You can have an almost arbitrary amount of prefixes, but
you can do the "is this a prefix" check fairly cheaply and
in parallel for the whole line (or partial line, whatever
your I$ fetch width is). Then finding the "real" instruction
is just a matter of checking the result - a few bits.
At the same time you did the "is this a prefix" thing, you
do the "what does this prefix do" in parallel, and generate
a separate set of control bits for that - to be used by
the instruction decode.
And while the multi-byte instructions look complicated,
the first bytes can essentially be considered to be "prefix"
bytes too from an instruction decode standpoint - instead of
changing address size or register numbers or things like
that, it just modifies the instruction lookup itself.
So you can see pretty much all x86 instructions as being
a single byte - with the fairly simple prefixes.
Then, that byte does conditionally have extra stuff at the
end - usually a case of "modrm and/or immediate". But the
modrm stuff is actually very regular (and the immediate
is obviously not complicated). It's just that the regularity
is "odd" - but it's odd for humans, not so much for some
digital logic. It's the usual kind of "wires to move bits
around, with certain bits meaning certain things".
So scalar x86 decoding really isn't that hard. You would
definitely not need to bother with predecode for that. Just
look at the 8086 - it was 30k transistors total, and
while it did everything serially (ie one prefix byte a
cycle), you still have to realize how little that is. The
basic decoding really isn't hard.
And the patterns are all the same still. Sure, there are
new prefixes and the size of the constants have changed.
And yes, the REX bytes have register bit numbers in odd
new places, but again - that's the kind of thing that looks
complicated to a human, but spreading things out is just
"wires" to digital logic. So one of the control wires that
comes from the prefix decode logic ends up being used as the
high bit of a register number? Big deal. It's just an oddly
wired up line.
And the "instruction" byte isn't just a solid 8 bits either,
the same way the register bits aren't just three consecutive
bits any more. There's the mode bits, there's the bits that
come in from the prefix decode (ie the "multi-byte"

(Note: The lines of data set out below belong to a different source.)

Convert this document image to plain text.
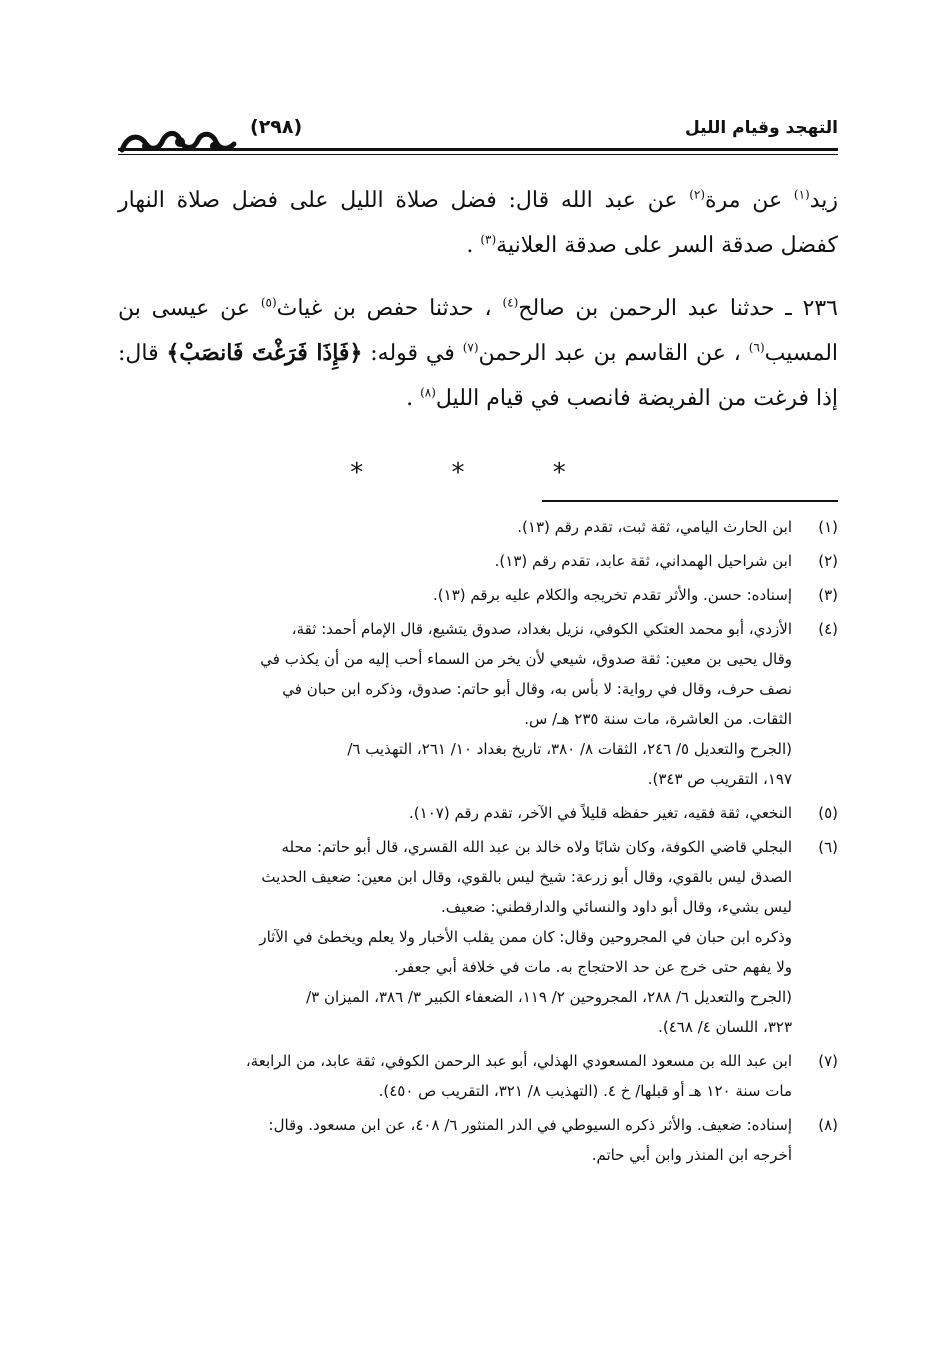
التهجد وقيام الليل
(٢٩٨)

زيد$^{(١)}$ عن مرة$^{(٢)}$ عن عبد الله قال: فضل صلاة الليل على فضل صلاة النهار كفضل صدقة السر على صدقة العلانية$^{(٣)}$ .

٢٣٦ ـ حدثنا عبد الرحمن بن صالح$^{(٤)}$ ، حدثنا حفص بن غياث$^{(٥)}$ عن عيسى بن المسيب$^{(٦)}$ ، عن القاسم بن عبد الرحمن$^{(٧)}$ في قوله: ﴿فَإِذَا فَرَغْتَ فَانصَبْ﴾ قال: إذا فرغت من الفريضة فانصب في قيام الليل$^{(٨)}$ .

* * *
(١)
ابن الحارث اليامي، ثقة ثبت، تقدم رقم (١٣).
(٢)
ابن شراحيل الهمداني، ثقة عابد، تقدم رقم (١٣).
(٣)
إسناده: حسن. والأثر تقدم تخريجه والكلام عليه برقم (١٣).
(٤)
الأزدي، أبو محمد العتكي الكوفي، نزيل بغداد، صدوق يتشيع، قال الإمام أحمد: ثقة،
وقال يحيى بن معين: ثقة صدوق، شيعي لأن يخر من السماء أحب إليه من أن يكذب في
نصف حرف، وقال في رواية: لا بأس به، وقال أبو حاتم: صدوق، وذكره ابن حبان في
الثقات. من العاشرة، مات سنة ٢٣٥ هـ/ س.
(الجرح والتعديل ٥/ ٢٤٦، الثقات ٨/ ٣٨٠، تاريخ بغداد ١٠/ ٢٦١، التهذيب ٦/
١٩٧، التقريب ص ٣٤٣).
(٥)
النخعي، ثقة فقيه، تغير حفظه قليلاً في الآخر، تقدم رقم (١٠٧).
(٦)
البجلي قاضي الكوفة، وكان شابًا ولاه خالد بن عبد الله القسري، قال أبو حاتم: محله
الصدق ليس بالقوي، وقال أبو زرعة: شيخ ليس بالقوي، وقال ابن معين: ضعيف الحديث
ليس بشيء، وقال أبو داود والنسائي والدارقطني: ضعيف.
وذكره ابن حبان في المجروحين وقال: كان ممن يقلب الأخبار ولا يعلم ويخطئ في الآثار
ولا يفهم حتى خرج عن حد الاحتجاج به. مات في خلافة أبي جعفر.
(الجرح والتعديل ٦/ ٢٨٨، المجروحين ٢/ ١١٩، الضعفاء الكبير ٣/ ٣٨٦، الميزان ٣/
٣٢٣، اللسان ٤/ ٤٦٨).
(٧)
ابن عبد الله بن مسعود المسعودي الهذلي، أبو عبد الرحمن الكوفي، ثقة عابد، من الرابعة،
مات سنة ١٢٠ هـ أو قبلها/ خ ٤. (التهذيب ٨/ ٣٢١، التقريب ص ٤٥٠).
(٨)
إسناده: ضعيف. والأثر ذكره السيوطي في الدر المنثور ٦/ ٤٠٨، عن ابن مسعود. وقال:
أخرجه ابن المنذر وابن أبي حاتم.
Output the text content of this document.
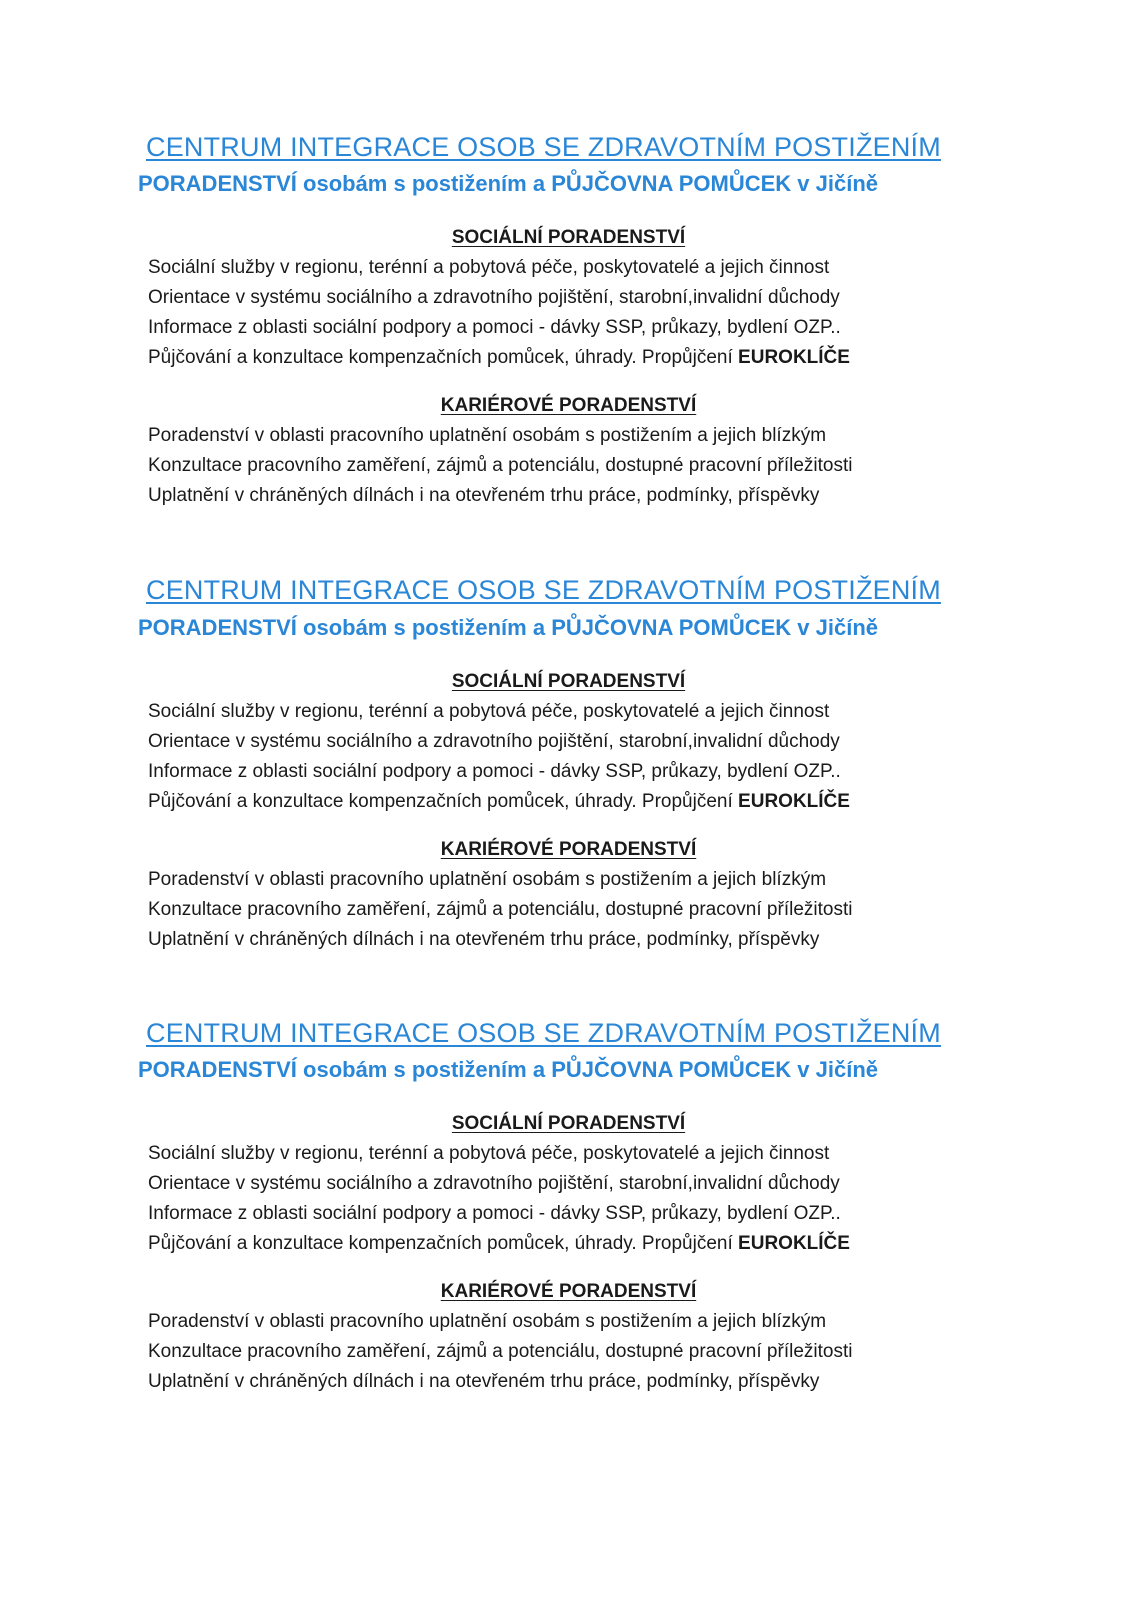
CENTRUM INTEGRACE OSOB SE ZDRAVOTNÍM POSTIŽENÍM
PORADENSTVÍ osobám s postižením a PŮJČOVNA POMŮCEK v Jičíně
SOCIÁLNÍ PORADENSTVÍ
Sociální služby v regionu, terénní a pobytová péče, poskytovatelé a jejich činnost
Orientace v systému sociálního a zdravotního pojištění, starobní,invalidní důchody
Informace z oblasti sociální podpory a pomoci - dávky SSP, průkazy, bydlení OZP..
Půjčování a konzultace kompenzačních pomůcek, úhrady. Propůjčení EUROKLÍČE
KARIÉROVÉ PORADENSTVÍ
Poradenství v oblasti pracovního uplatnění osobám s postižením a jejich blízkým
Konzultace pracovního zaměření, zájmů a potenciálu, dostupné pracovní příležitosti
Uplatnění v chráněných dílnách i na otevřeném trhu práce, podmínky, příspěvky
CENTRUM INTEGRACE OSOB SE ZDRAVOTNÍM POSTIŽENÍM
PORADENSTVÍ osobám s postižením a PŮJČOVNA POMŮCEK v Jičíně
SOCIÁLNÍ PORADENSTVÍ
Sociální služby v regionu, terénní a pobytová péče, poskytovatelé a jejich činnost
Orientace v systému sociálního a zdravotního pojištění, starobní,invalidní důchody
Informace z oblasti sociální podpory a pomoci - dávky SSP, průkazy, bydlení OZP..
Půjčování a konzultace kompenzačních pomůcek, úhrady. Propůjčení EUROKLÍČE
KARIÉROVÉ PORADENSTVÍ
Poradenství v oblasti pracovního uplatnění osobám s postižením a jejich blízkým
Konzultace pracovního zaměření, zájmů a potenciálu, dostupné pracovní příležitosti
Uplatnění v chráněných dílnách i na otevřeném trhu práce, podmínky, příspěvky
CENTRUM INTEGRACE OSOB SE ZDRAVOTNÍM POSTIŽENÍM
PORADENSTVÍ osobám s postižením a PŮJČOVNA POMŮCEK v Jičíně
SOCIÁLNÍ PORADENSTVÍ
Sociální služby v regionu, terénní a pobytová péče, poskytovatelé a jejich činnost
Orientace v systému sociálního a zdravotního pojištění, starobní,invalidní důchody
Informace z oblasti sociální podpory a pomoci - dávky SSP, průkazy, bydlení OZP..
Půjčování a konzultace kompenzačních pomůcek, úhrady. Propůjčení EUROKLÍČE
KARIÉROVÉ PORADENSTVÍ
Poradenství v oblasti pracovního uplatnění osobám s postižením a jejich blízkým
Konzultace pracovního zaměření, zájmů a potenciálu, dostupné pracovní příležitosti
Uplatnění v chráněných dílnách i na otevřeném trhu práce, podmínky, příspěvky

instructions, there's the modification bits that come from
the modrm byte etc. So instead of a simple 8-bit lookup,
the instruction lookup uses a few more bits. Not exactly
complex, just "details". The number of bits have grown
since the 8086, but there's a lot of the same structure.
And the new modes have changed the modrm bytes, but again,
you can see those as just having a perhaps 12-bit wide
modrm byte instead of the standard 8 bits - it's just that
the extra bits come from odd places (REX decode, CR0 mode
register etc) rather than from the "instruction byte"
itself.
So it's a lot of detail, and you would want to try
to share as much logic from older designs as possible rather
than try to create an all-new decoder ever time. You have
all those tricks you learnt from last time.
You don't need to do it in one cycle either. Almost nobody
does instruction fetch/decode as a single cycle, and you
can do part of this "as you fetch" things from the L1 etc.
So doing a single x86 instruction is pretty easy. There are
dependencies, but most of them are simple, ie the number
of prefixes don't really change much anything at all if you
just are willing to do the compares in parallel.
Doing multiple instructions in parallel is "more of the
same", except it's obviously quite a lot more.
I suspect the natural thing to do in some respects
is not actually to "decode X instructions", it's to some
degree much more natural to do "decode X bytes, and find
up to N instructions in those X bytes".
Because a fair amount of the work is about single bytes,
and for each byte doing "if this is a prefix, it means X,
if it's a modrm byte it means Y". Based on that output,
you can then use some fairly simple "scan this set of bits
to find where the instructions start", and by then you've
actually done most of the decoding too.
The fact that instructions aren't aligned means that in
order to get at least 16 bytes of instruction, a natural
layout would be two 16-byte aligned blocks. So you might
have a total of 32 bytes you are scanning at a time.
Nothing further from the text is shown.